After he was deposed, Banda was put on trial, and on June 14, 1993, Malawians in a referendum voted for multi-party democracy.

The
post-dictatorship general elections of May 17, 1994 were won by the UDF
led by Muluzi.  The party won 82 of the 177 seats and went into
coalition with the Alliance for Democracy (AFORD). Five years later;
the AFORD went into alliance with the MCP against Muluzi who was
re-elected.

In the 2004 elections, John Tembo, perhaps Banda’s
main follower emerged strong winning 27.1 percent of the votes, but was
defeated by UDF’s Mutharika who had 35.9 percent.

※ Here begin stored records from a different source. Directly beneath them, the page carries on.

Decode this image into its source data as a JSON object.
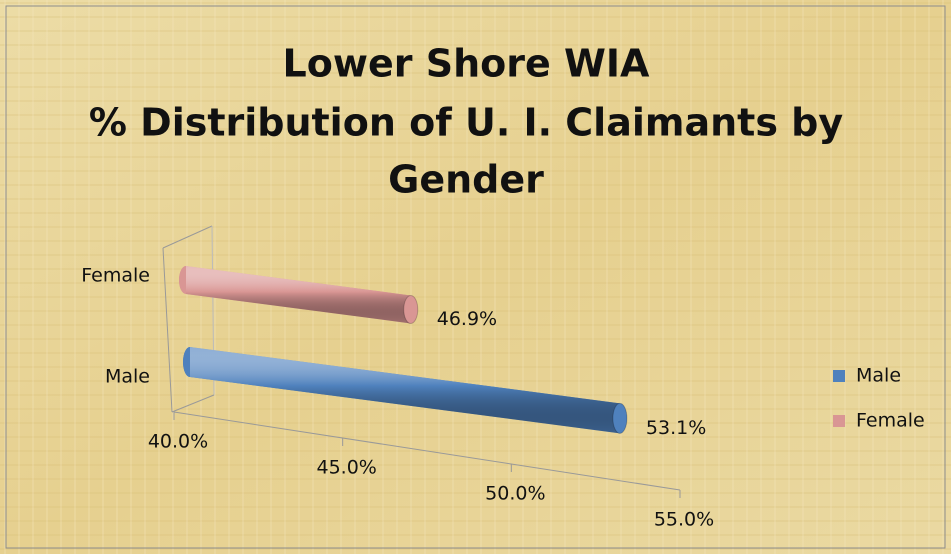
{
  "chart_data": {
    "type": "bar3d_horizontal",
    "title": [
      "Lower Shore WIA",
      "% Distribution of U. I. Claimants by",
      "Gender"
    ],
    "categories": [
      "Male",
      "Female"
    ],
    "values": [
      53.1,
      46.9
    ],
    "value_labels": [
      "53.1%",
      "46.9%"
    ],
    "colors": [
      "#4f81bd",
      "#d99694"
    ],
    "xlim": [
      40,
      55
    ],
    "xticks": [
      {
        "value": 40,
        "label": "40.0%"
      },
      {
        "value": 45,
        "label": "45.0%"
      },
      {
        "value": 50,
        "label": "50.0%"
      },
      {
        "value": 55,
        "label": "55.0%"
      }
    ],
    "legend": "right"
  }
}
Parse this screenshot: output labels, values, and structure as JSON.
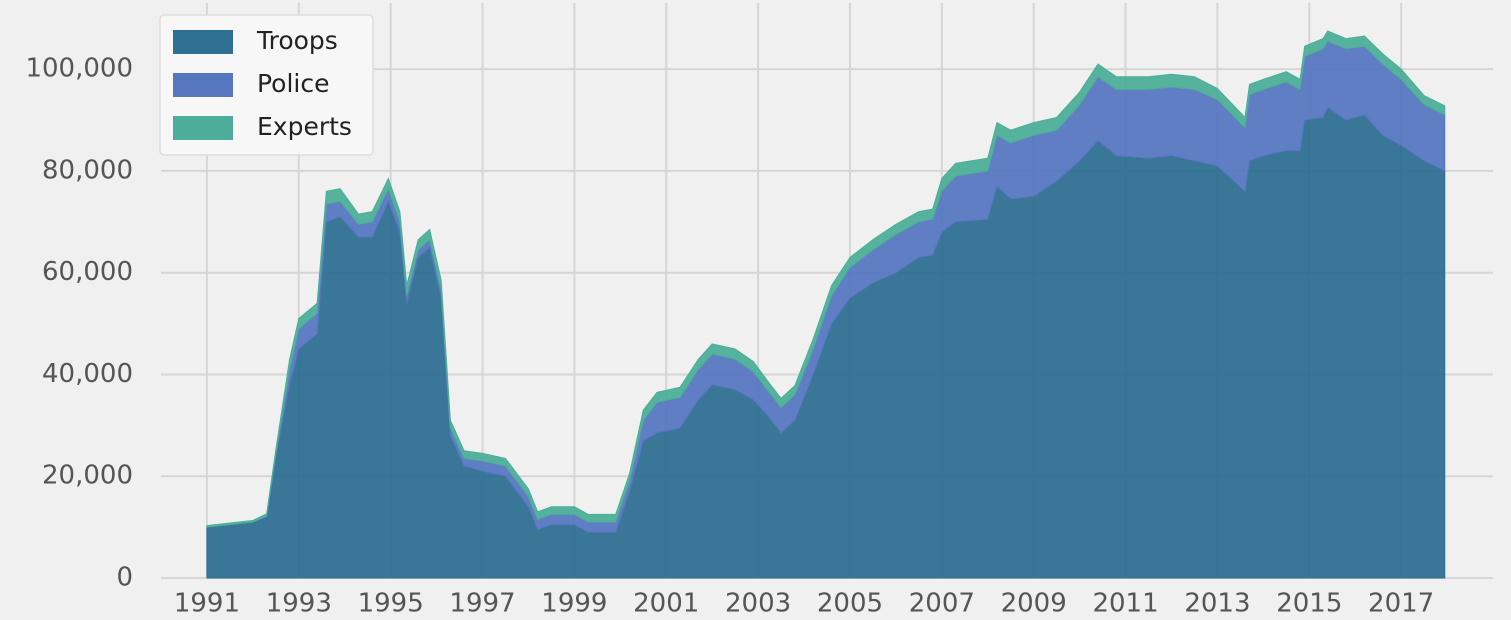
{
  "chart_data": {
    "type": "stacked_area",
    "legend": "upper left",
    "grid": true,
    "xlim": [
      1990,
      2019
    ],
    "ylim": [
      0,
      113000
    ],
    "xticks": [
      1991,
      1993,
      1995,
      1997,
      1999,
      2001,
      2003,
      2005,
      2007,
      2009,
      2011,
      2013,
      2015,
      2017
    ],
    "yticks": [
      0,
      {
        "value": 20000,
        "label": "20,000"
      },
      {
        "value": 40000,
        "label": "40,000"
      },
      {
        "value": 60000,
        "label": "60,000"
      },
      {
        "value": 80000,
        "label": "80,000"
      },
      {
        "value": 100000,
        "label": "100,000"
      }
    ],
    "x": [
      1991.0,
      1991.5,
      1992.0,
      1992.3,
      1992.5,
      1992.8,
      1993.0,
      1993.4,
      1993.6,
      1993.9,
      1994.3,
      1994.6,
      1994.95,
      1995.2,
      1995.35,
      1995.6,
      1995.85,
      1996.1,
      1996.3,
      1996.6,
      1997.0,
      1997.5,
      1998.0,
      1998.2,
      1998.5,
      1999.0,
      1999.3,
      1999.9,
      2000.2,
      2000.5,
      2000.8,
      2001.3,
      2001.7,
      2002.0,
      2002.5,
      2002.9,
      2003.2,
      2003.5,
      2003.8,
      2004.2,
      2004.6,
      2005.0,
      2005.5,
      2006.0,
      2006.5,
      2006.8,
      2007.0,
      2007.3,
      2008.0,
      2008.2,
      2008.5,
      2009.0,
      2009.5,
      2010.0,
      2010.4,
      2010.8,
      2011.5,
      2012.0,
      2012.5,
      2013.0,
      2013.6,
      2013.7,
      2014.0,
      2014.5,
      2014.8,
      2014.9,
      2015.3,
      2015.4,
      2015.8,
      2016.2,
      2016.6,
      2017.0,
      2017.5,
      2017.95
    ],
    "series": [
      {
        "name": "Troops",
        "color": "#2f6f92",
        "values": [
          10000,
          10500,
          11000,
          12000,
          24000,
          38000,
          45000,
          48000,
          70000,
          71000,
          67000,
          67000,
          74000,
          68000,
          54000,
          63000,
          65000,
          55000,
          28000,
          22000,
          21000,
          20000,
          14000,
          9500,
          10500,
          10500,
          9000,
          9000,
          17000,
          27000,
          28500,
          29500,
          35000,
          38000,
          37000,
          35000,
          32000,
          28500,
          31000,
          40000,
          50000,
          55000,
          58000,
          60000,
          63000,
          63500,
          68000,
          70000,
          70500,
          77000,
          74500,
          75000,
          78000,
          82000,
          86000,
          83000,
          82500,
          83000,
          82000,
          81000,
          76000,
          82000,
          83000,
          84000,
          84000,
          90000,
          90500,
          92500,
          90000,
          91000,
          87000,
          85000,
          82000,
          80000
        ]
      },
      {
        "name": "Police",
        "color": "#5677c0",
        "values": [
          0,
          0,
          0,
          200,
          500,
          3000,
          4000,
          4000,
          3500,
          3000,
          2500,
          3000,
          2500,
          2000,
          1500,
          1500,
          1500,
          1500,
          1500,
          1500,
          2000,
          2000,
          2000,
          2000,
          2000,
          2000,
          2000,
          2000,
          2000,
          4000,
          6000,
          6000,
          6000,
          6000,
          6000,
          5500,
          5000,
          5000,
          5000,
          5000,
          5500,
          6000,
          6500,
          7500,
          7000,
          7000,
          8000,
          9000,
          9500,
          10000,
          11000,
          12000,
          10000,
          11000,
          12500,
          13000,
          13500,
          13500,
          14000,
          13000,
          12500,
          13000,
          13000,
          13500,
          12000,
          12500,
          13500,
          13000,
          14000,
          13500,
          14000,
          13000,
          11000,
          11000
        ]
      },
      {
        "name": "Experts",
        "color": "#4cae98",
        "values": [
          300,
          300,
          300,
          400,
          700,
          2000,
          2000,
          2000,
          2500,
          2500,
          2000,
          2000,
          2000,
          2000,
          2000,
          2000,
          2000,
          2000,
          1500,
          1500,
          1500,
          1500,
          1500,
          1500,
          1500,
          1500,
          1500,
          1500,
          1500,
          2000,
          2000,
          2000,
          2000,
          2000,
          2000,
          2000,
          1800,
          1800,
          1800,
          2000,
          2000,
          2000,
          2000,
          2000,
          2000,
          2000,
          2500,
          2500,
          2500,
          2500,
          2500,
          2500,
          2500,
          2500,
          2500,
          2500,
          2500,
          2500,
          2500,
          2200,
          2000,
          2000,
          2000,
          2000,
          2000,
          2000,
          2000,
          2000,
          2000,
          2000,
          2000,
          2000,
          1800,
          1800
        ]
      }
    ]
  }
}
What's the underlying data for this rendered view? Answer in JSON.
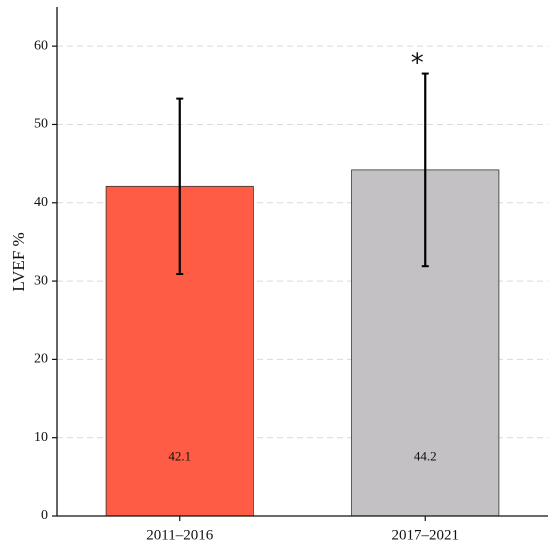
{
  "chart_data": {
    "type": "bar",
    "title": "",
    "xlabel": "",
    "ylabel": "LVEF %",
    "ylim": [
      0,
      65
    ],
    "yticks": [
      0,
      10,
      20,
      30,
      40,
      50,
      60
    ],
    "grid": "horizontal dashed",
    "categories": [
      "2011–2016",
      "2017–2021"
    ],
    "values": [
      42.1,
      44.2
    ],
    "value_labels": [
      "42.1",
      "44.2"
    ],
    "error_lower": [
      30.9,
      31.9
    ],
    "error_upper": [
      53.3,
      56.5
    ],
    "significance": [
      "",
      "*"
    ],
    "colors": [
      "#ff5c45",
      "#c3c1c3"
    ]
  }
}
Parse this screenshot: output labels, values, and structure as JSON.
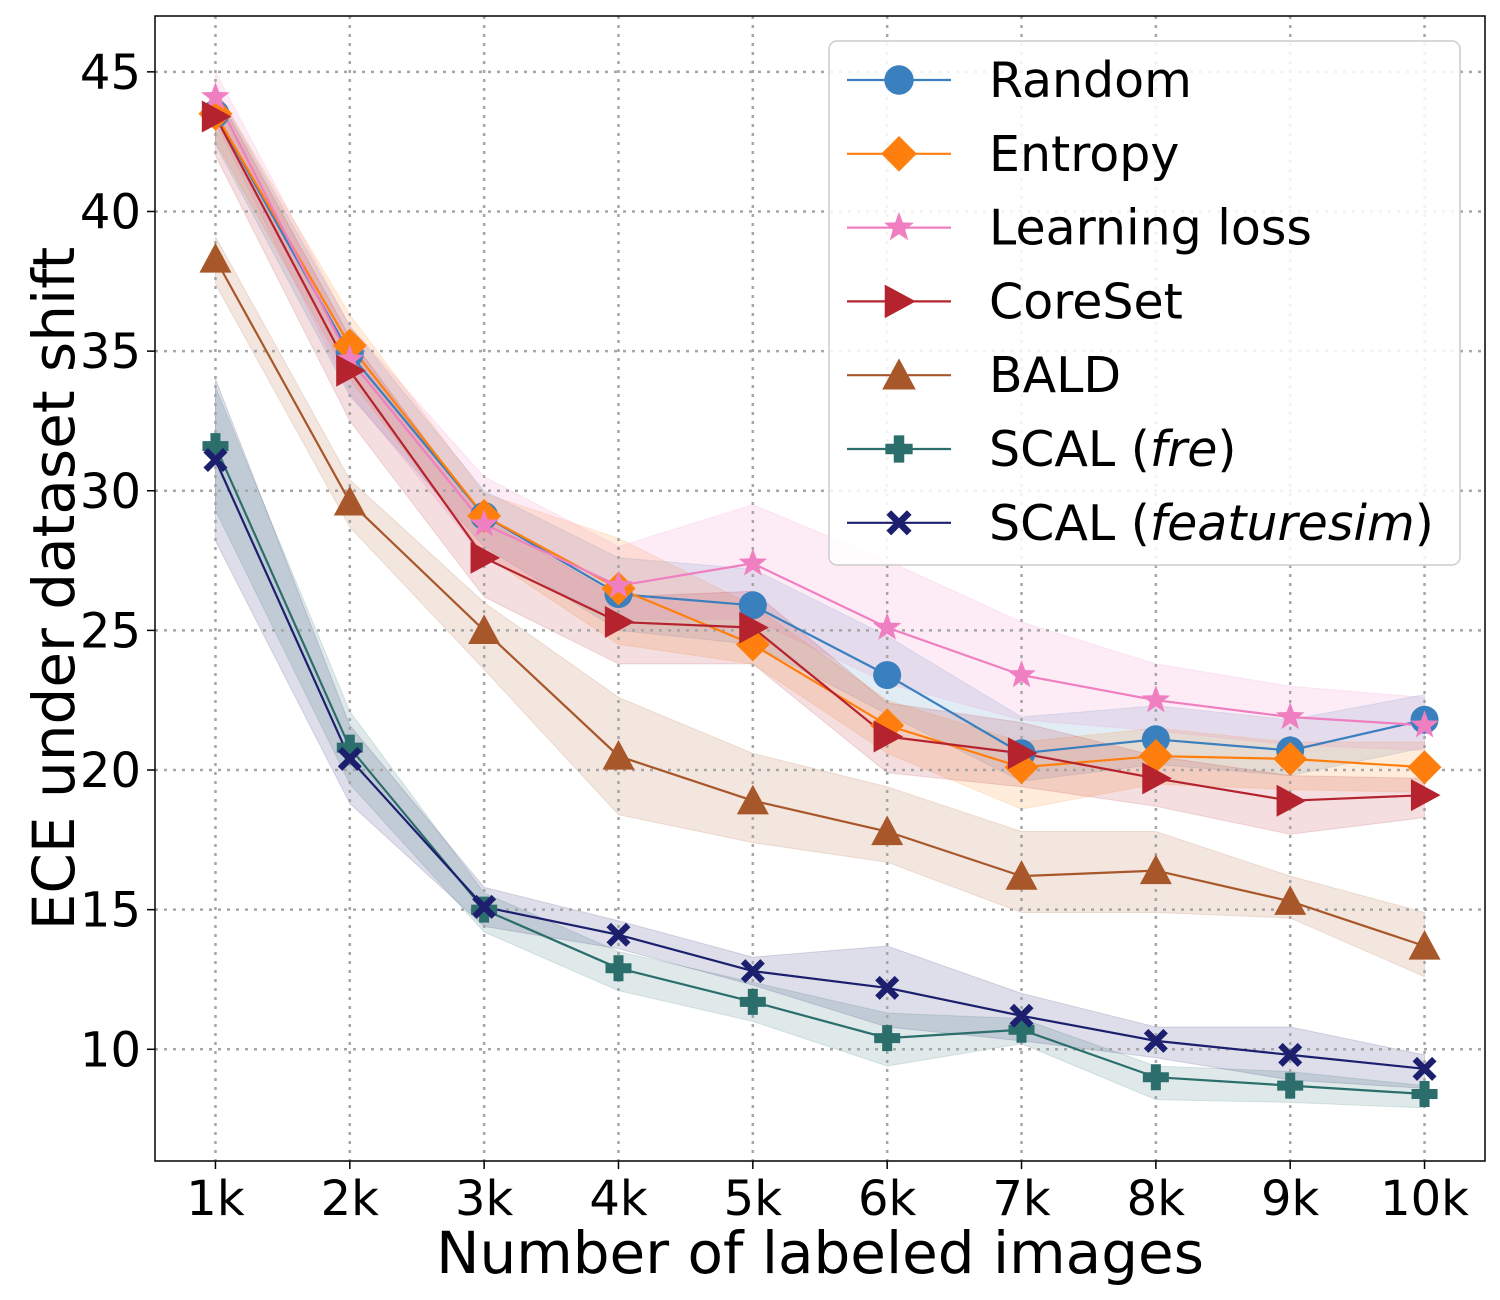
{
  "chart_data": {
    "type": "line",
    "title": "",
    "xlabel": "Number of labeled images",
    "ylabel": "ECE under dataset shift",
    "x_tick_labels": [
      "1k",
      "2k",
      "3k",
      "4k",
      "5k",
      "6k",
      "7k",
      "8k",
      "9k",
      "10k"
    ],
    "x": [
      1,
      2,
      3,
      4,
      5,
      6,
      7,
      8,
      9,
      10
    ],
    "yticks": [
      10,
      15,
      20,
      25,
      30,
      35,
      40,
      45
    ],
    "ylim": [
      6,
      47
    ],
    "xlim": [
      0.55,
      10.45
    ],
    "grid": true,
    "legend_position": "top-right",
    "series": [
      {
        "name": "Random",
        "plain": "Random",
        "italic": "",
        "close": "",
        "color": "#3a7fbe",
        "marker": "circle",
        "values": [
          43.5,
          34.9,
          29.1,
          26.3,
          25.9,
          23.4,
          20.6,
          21.1,
          20.7,
          21.8
        ],
        "lower": [
          42.4,
          33.4,
          28.0,
          25.0,
          24.5,
          22.0,
          19.6,
          20.2,
          19.8,
          20.8
        ],
        "upper": [
          44.4,
          35.9,
          30.0,
          27.6,
          27.2,
          24.8,
          21.9,
          22.3,
          21.8,
          22.7
        ]
      },
      {
        "name": "Entropy",
        "plain": "Entropy",
        "italic": "",
        "close": "",
        "color": "#ff7f0e",
        "marker": "diamond",
        "values": [
          43.5,
          35.2,
          29.1,
          26.5,
          24.5,
          21.6,
          20.1,
          20.5,
          20.4,
          20.1
        ],
        "lower": [
          42.5,
          34.0,
          27.7,
          24.5,
          23.8,
          20.6,
          18.6,
          19.5,
          19.3,
          19.2
        ],
        "upper": [
          44.4,
          36.3,
          29.9,
          28.3,
          25.9,
          22.5,
          21.0,
          21.5,
          21.0,
          21.0
        ]
      },
      {
        "name": "Learning loss",
        "plain": "Learning loss",
        "italic": "",
        "close": "",
        "color": "#f07fc1",
        "marker": "star",
        "values": [
          44.1,
          34.7,
          28.8,
          26.6,
          27.4,
          25.1,
          23.4,
          22.5,
          21.9,
          21.6
        ],
        "lower": [
          43.2,
          33.5,
          27.6,
          25.4,
          25.4,
          23.1,
          21.8,
          21.4,
          20.9,
          20.7
        ],
        "upper": [
          45.0,
          35.9,
          30.5,
          28.0,
          29.5,
          27.5,
          25.3,
          23.8,
          23.0,
          22.6
        ]
      },
      {
        "name": "CoreSet",
        "plain": "CoreSet",
        "italic": "",
        "close": "",
        "color": "#b5232f",
        "marker": "triangle-right",
        "values": [
          43.4,
          34.3,
          27.6,
          25.3,
          25.1,
          21.2,
          20.6,
          19.7,
          18.9,
          19.1
        ],
        "lower": [
          42.0,
          32.5,
          26.2,
          23.8,
          23.8,
          19.9,
          19.4,
          18.7,
          17.7,
          18.3
        ],
        "upper": [
          44.3,
          35.5,
          29.0,
          26.2,
          26.4,
          22.4,
          21.7,
          20.5,
          19.8,
          19.7
        ]
      },
      {
        "name": "BALD",
        "plain": "BALD",
        "italic": "",
        "close": "",
        "color": "#a8572a",
        "marker": "triangle-up",
        "values": [
          38.3,
          29.6,
          25.0,
          20.5,
          18.9,
          17.8,
          16.2,
          16.4,
          15.3,
          13.7
        ],
        "lower": [
          37.4,
          28.7,
          23.6,
          18.4,
          17.4,
          16.7,
          14.9,
          14.9,
          14.7,
          12.6
        ],
        "upper": [
          39.1,
          30.4,
          26.0,
          22.6,
          20.6,
          19.4,
          17.8,
          17.8,
          16.2,
          14.9
        ]
      },
      {
        "name": "SCAL (fre)",
        "plain": "SCAL (",
        "italic": "fre",
        "close": ")",
        "color": "#2b6e6b",
        "marker": "plus",
        "values": [
          31.6,
          20.8,
          15.0,
          12.9,
          11.7,
          10.4,
          10.7,
          9.0,
          8.7,
          8.4
        ],
        "lower": [
          29.3,
          19.5,
          14.2,
          12.1,
          11.0,
          9.4,
          10.2,
          8.2,
          8.1,
          7.9
        ],
        "upper": [
          33.7,
          22.1,
          15.6,
          13.5,
          12.4,
          11.3,
          11.1,
          9.4,
          9.2,
          8.7
        ]
      },
      {
        "name": "SCAL (featuresim)",
        "plain": "SCAL (",
        "italic": "featuresim",
        "close": ")",
        "color": "#1b1f6e",
        "marker": "x",
        "values": [
          31.1,
          20.4,
          15.1,
          14.1,
          12.8,
          12.2,
          11.2,
          10.3,
          9.8,
          9.3
        ],
        "lower": [
          28.2,
          18.8,
          14.4,
          13.6,
          12.3,
          10.8,
          10.3,
          9.7,
          8.9,
          8.6
        ],
        "upper": [
          34.0,
          21.6,
          15.8,
          14.6,
          13.3,
          13.7,
          12.0,
          10.8,
          10.8,
          9.8
        ]
      }
    ]
  }
}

The latter had to
cobble together a number of opposition parties to form  government.

The
switching of sides by Muluzi to John Tembo is one of the surprises of
history.  Tembo was a man feared under Banda’s rule.  He was accused of
eliminating his rivals in the party, including then Ministers Dick
Matenje and Andrew Gandama.  In a little veiled reference to his past,
Tembo 77, said  this month, that the MCP is the party to vote for
because it had the experience to govern the country, arguing: “I belong
to the past, I belong to the present and I belong to the future”.

However,
the electorate did not share his views; with 93 percent of the votes
counted, Tembo had 1.2 million votes and incumbent President Mutharika
2.7 million.  Tembo cried foul claiming that opposition poll agents had
been denied access to the vote counting centres.  However, his main
backer, Muluzi conceded defeat and congratulated his former protégé.

These
elections have settled a number of issues, including the control of the
National Assembly which is now firmly in the hands of President
Mutharika and his party.

The Malawian elections in which unlike
Nigeria, the votes counted, has demonstrated that once the electorate
is respected, many, if not most political differences can be settled
based on the overall interests of the people.